We are prophets of a future that does not belong to us.



  1. The translation from English to Italian and back to English loses some of the grace of the original. Especially the last line, which should read “We are prophets of a future not our own.” Still, the sense is there. Very good sense. The Pope has excellent taste in spiritual writings!

    1. @Rita Ferrone:

      The translation from English to Italian and back to English loses some of the grace of the original.

      See, this would never have happened if whoever did the translation had followed Liturgiam Authenticam to a tee.


      Funnily enough, I rather like this version better than the original. To my ears, this sounds far more poetically promising (except yeah, maybe for that last line).

      Regardless, it’s fun to see where and how they differ, and speculate how such linguistic variations had come about.

      How does, for example, one go from this:

      “We provide yeast that produces far beyond our capabilities.”

      to this:

      “Mettiamo il lievito che moltiplicherà le nostre capacità.”

      to this:

      “We add the yeast which will multiply our possibilities.”

      It may be that we will never find out, eh?

  2. Thank you for sharing this profound reflection but please note that the Cardinal’s name is spelled Dearden, not Deardon. I am director of the John Cardinal Dearden Legacy Project and hope to have his works published to share his voice and his vision.

  3. prayer – NOUN
    1. a devout petition to God or an object of worship.
    2. a spiritual communion with God or an object of worship, as in supplication, thanksgiving, adoration, or confession.
    3. the act or practice of praying to God or an object of worship.
    4. a formula or sequence of words used in or appointed for praying: the Lord’s Prayer.
    5. a religious observance, either public or private, consisting wholly or mainly of prayer.

  4. Maybe it should be called a devotional, or a pious meditation. It’s like John Henry Newman’s “I am a link in a chain” quotation, which is reproduced sometimes on prayer cards. I don’t think it’s helpful to quibble about what to call it.

    I would ask, instead, whether the effect of saying these words together is prayerful, and brings us into an awareness of the presence of God. To those questions I would answer yes.

  5. I have loved this reflection for a long time, so it’s good to see it getting wider circulation – from Pope Francis, no less!

    Looking at the discussion, let’s read one another’s comments in the most favorable light. In his comment, Steven didn’t deny it was a prayer; he expressed a personal view that it was MORE of a poem. As others have noted, the two are not mutually exclusive.
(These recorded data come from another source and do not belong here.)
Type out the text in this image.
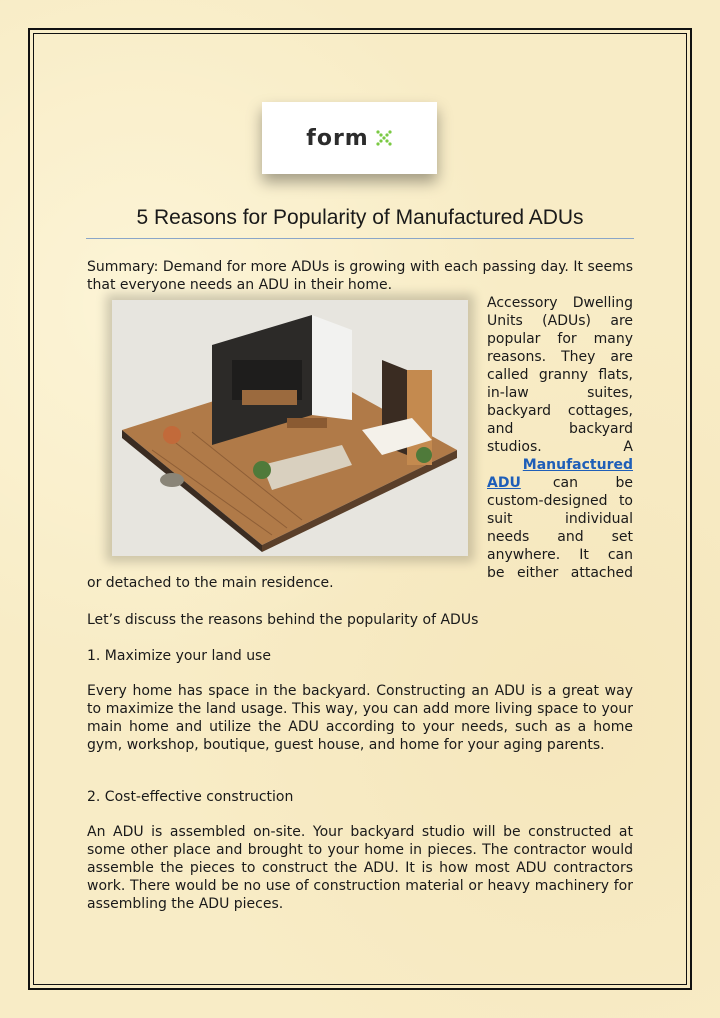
form
5 Reasons for Popularity of Manufactured ADUs
Summary: Demand for more ADUs is growing with each passing day. It seems that everyone needs an ADU in their home.
Accessory Dwelling
Units (ADUs) are
popular for many
reasons. They are
called granny flats,
in-law suites,
backyard cottages,
and backyard
studios. A
Manufactured
ADU	can be
custom-designed to
suit individual
needs and set
anywhere. It can
be either attached
or detached to the main residence.
Let’s discuss the reasons behind the popularity of ADUs
1. Maximize your land use
Every home has space in the backyard. Constructing an ADU is a great way to maximize the land usage. This way, you can add more living space to your main home and utilize the ADU according to your needs, such as a home gym, workshop, boutique, guest house, and home for your aging parents.
2. Cost-effective construction
An ADU is assembled on-site. Your backyard studio will be constructed at some other place and brought to your home in pieces. The contractor would assemble the pieces to construct the ADU. It is how most ADU contractors work. There would be no use of construction material or heavy machinery for assembling the ADU pieces.
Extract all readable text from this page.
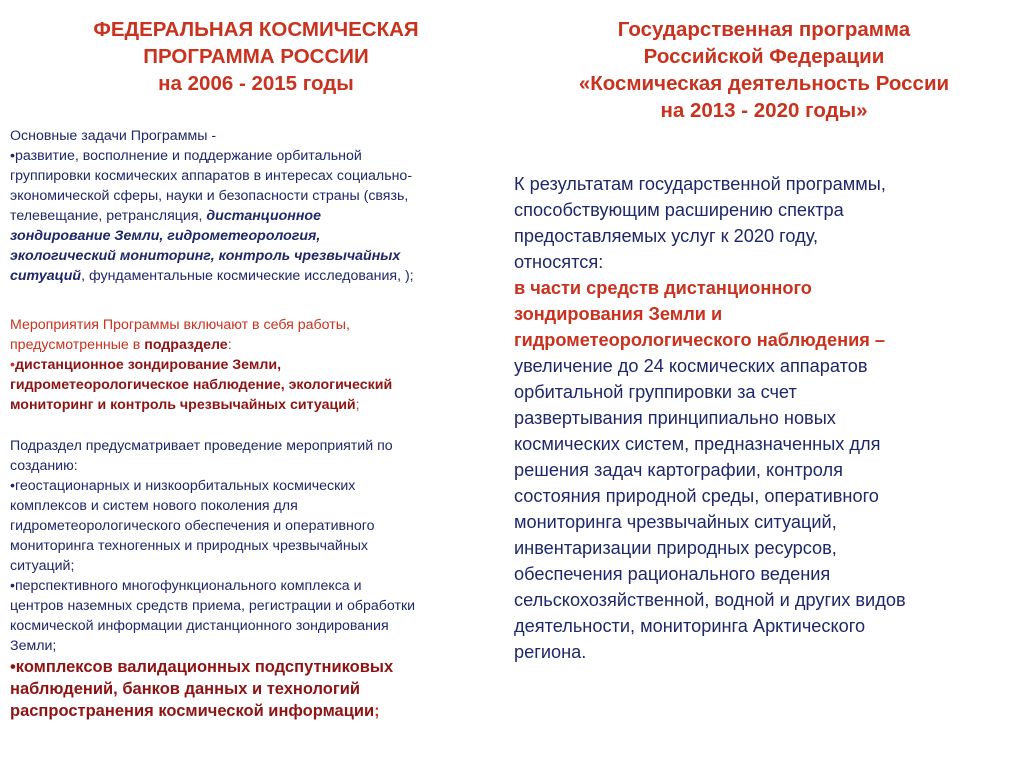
ФЕДЕРАЛЬНАЯ КОСМИЧЕСКАЯ
ПРОГРАММА РОССИИ
на 2006 - 2015 годы
Основные задачи Программы -
•развитие, восполнение и поддержание орбитальной
группировки космических аппаратов в интересах социально-
экономической сферы, науки и безопасности страны (связь,
телевещание, ретрансляция, дистанционное
зондирование Земли, гидрометеорология,
экологический мониторинг, контроль чрезвычайных
ситуаций, фундаментальные космические исследования, );
Мероприятия Программы включают в себя работы,
предусмотренные в подразделе:
•дистанционное зондирование Земли,
гидрометеорологическое наблюдение, экологический
мониторинг и контроль чрезвычайных ситуаций;
Подраздел предусматривает проведение мероприятий по
созданию:
•геостационарных и низкоорбитальных космических
комплексов и систем нового поколения для
гидрометеорологического обеспечения и оперативного
мониторинга техногенных и природных чрезвычайных
ситуаций;
•перспективного многофункционального комплекса и
центров наземных средств приема, регистрации и обработки
космической информации дистанционного зондирования
Земли;
•комплексов валидационных подспутниковых
наблюдений, банков данных и технологий
распространения космической информации;
Государственная программа
Российской Федерации
«Космическая деятельность России
на 2013 - 2020 годы»
К результатам государственной программы,
способствующим расширению спектра
предоставляемых услуг к 2020 году,
относятся:
в части средств дистанционного
зондирования Земли и
гидрометеорологического наблюдения –
увеличение до 24 космических аппаратов
орбитальной группировки за счет
развертывания принципиально новых
космических систем, предназначенных для
решения задач картографии, контроля
состояния природной среды, оперативного
мониторинга чрезвычайных ситуаций,
инвентаризации природных ресурсов,
обеспечения рационального ведения
сельскохозяйственной, водной и других видов
деятельности, мониторинга Арктического
региона.
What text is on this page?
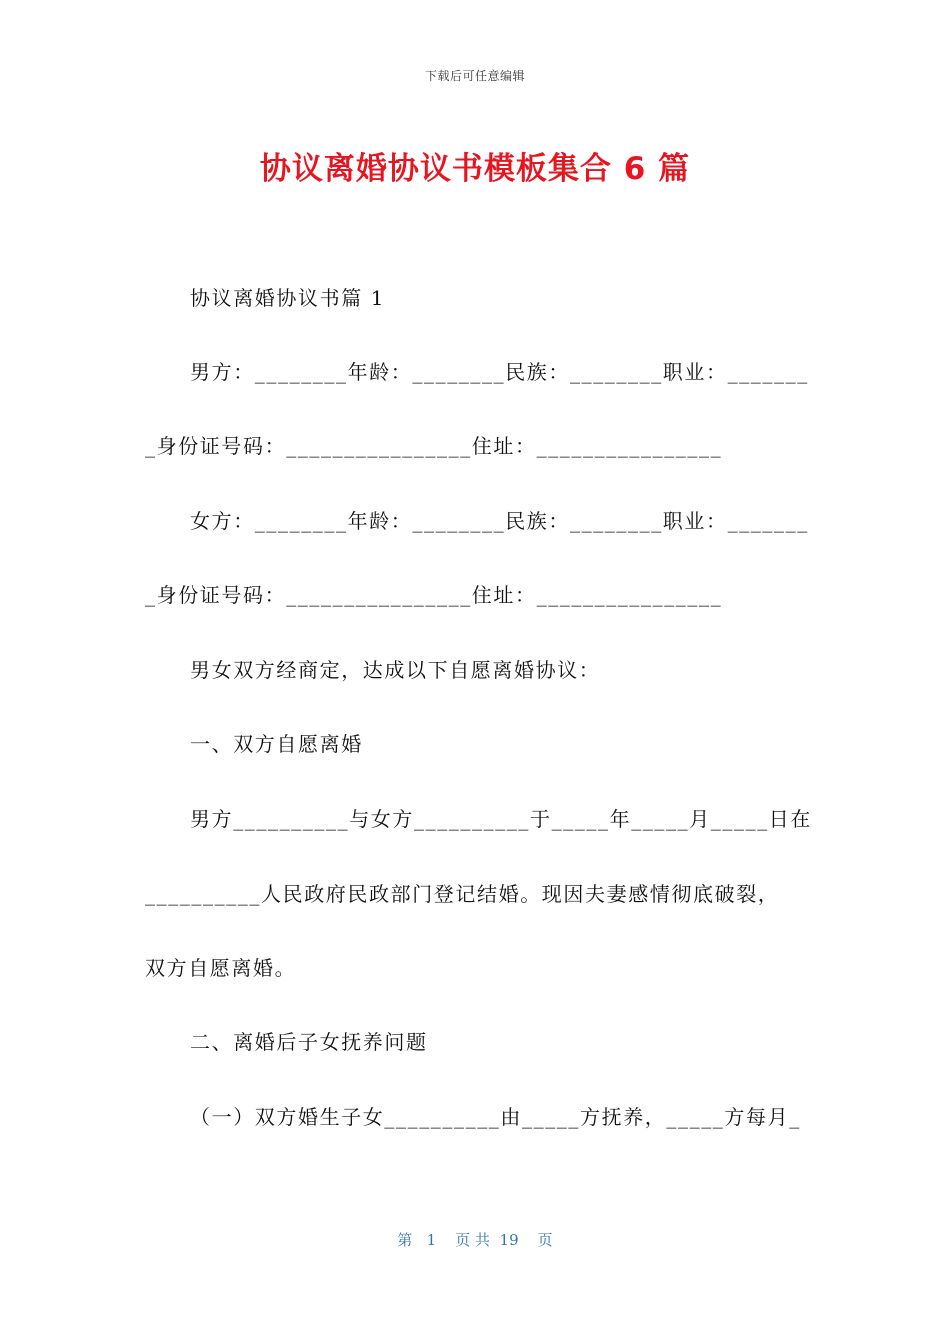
下载后可任意编辑
协议离婚协议书模板集合 6 篇
协议离婚协议书篇 1
男方：________年龄：________民族：________职业：_______
_身份证号码：________________住址：________________
女方：________年龄：________民族：________职业：_______
_身份证号码：________________住址：________________
男女双方经商定，达成以下自愿离婚协议：
一、双方自愿离婚
男方__________与女方__________于_____年_____月_____日在
__________人民政府民政部门登记结婚。现因夫妻感情彻底破裂，
双方自愿离婚。
二、离婚后子女抚养问题
（一）双方婚生子女__________由_____方抚养，_____方每月_
第   1    页 共  19    页
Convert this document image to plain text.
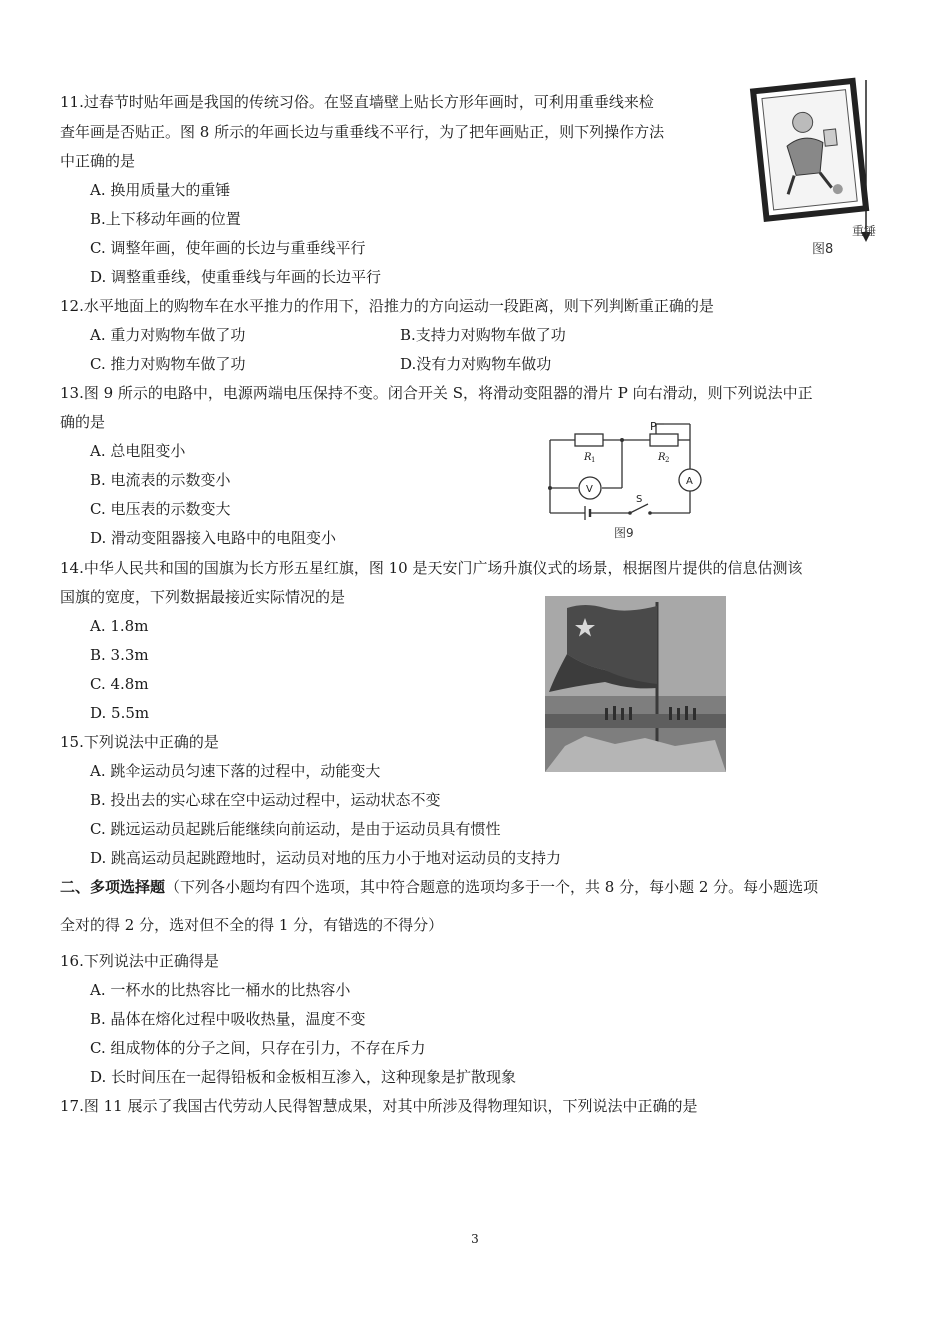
11.过春节时贴年画是我国的传统习俗。在竖直墙壁上贴长方形年画时，可利用重垂线来检
查年画是否贴正。图 8 所示的年画长边与重垂线不平行，为了把年画贴正，则下列操作方法
中正确的是
A. 换用质量大的重锤
B.上下移动年画的位置
C. 调整年画，使年画的长边与重垂线平行
D. 调整重垂线，使重垂线与年画的长边平行
重锤
图8
12.水平地面上的购物车在水平推力的作用下，沿推力的方向运动一段距离，则下列判断重正确的是
A. 重力对购物车做了功	B.支持力对购物车做了功
C. 推力对购物车做了功	D.没有力对购物车做功
13.图 9 所示的电路中，电源两端电压保持不变。闭合开关 S，将滑动变阻器的滑片 P 向右滑动，则下列说法中正
确的是
A. 总电阻变小
B. 电流表的示数变小
C. 电压表的示数变大
D. 滑动变阻器接入电路中的电阻变小
P
R 1	R 2
V
A
S
图9
14.中华人民共和国的国旗为长方形五星红旗，图 10 是天安门广场升旗仪式的场景，根据图片提供的信息估测该
国旗的宽度，下列数据最接近实际情况的是
A. 1.8m
B. 3.3m
C. 4.8m
D. 5.5m
15.下列说法中正确的是
A. 跳伞运动员匀速下落的过程中，动能变大
B. 投出去的实心球在空中运动过程中，运动状态不变
C. 跳远运动员起跳后能继续向前运动，是由于运动员具有惯性
D. 跳高运动员起跳蹬地时，运动员对地的压力小于地对运动员的支持力
二、多项选择题（下列各小题均有四个选项，其中符合题意的选项均多于一个，共 8 分，每小题 2 分。每小题选项
全对的得 2 分，选对但不全的得 1 分，有错选的不得分）
16.下列说法中正确得是
A. 一杯水的比热容比一桶水的比热容小
B. 晶体在熔化过程中吸收热量，温度不变
C. 组成物体的分子之间，只存在引力，不存在斥力
D. 长时间压在一起得铅板和金板相互渗入，这种现象是扩散现象
17.图 11 展示了我国古代劳动人民得智慧成果，对其中所涉及得物理知识，下列说法中正确的是
3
Some of my favorite prayers are poems.

    Here’s a suggestion for all readers: find one or two people with whom you can share the entire piece, or at least a couple of your favorite lines – it makes an excellent Christmas gift!

  6. It’s a good reflection for parenthood, too!

    Inquiring minds want to know how a prayer from Saginaw, MI made its way to an Argentinian pope. I suppose Francis may have thought he was honoring Archbishop Romero? But then how did it get from Saginaw to El Salvador?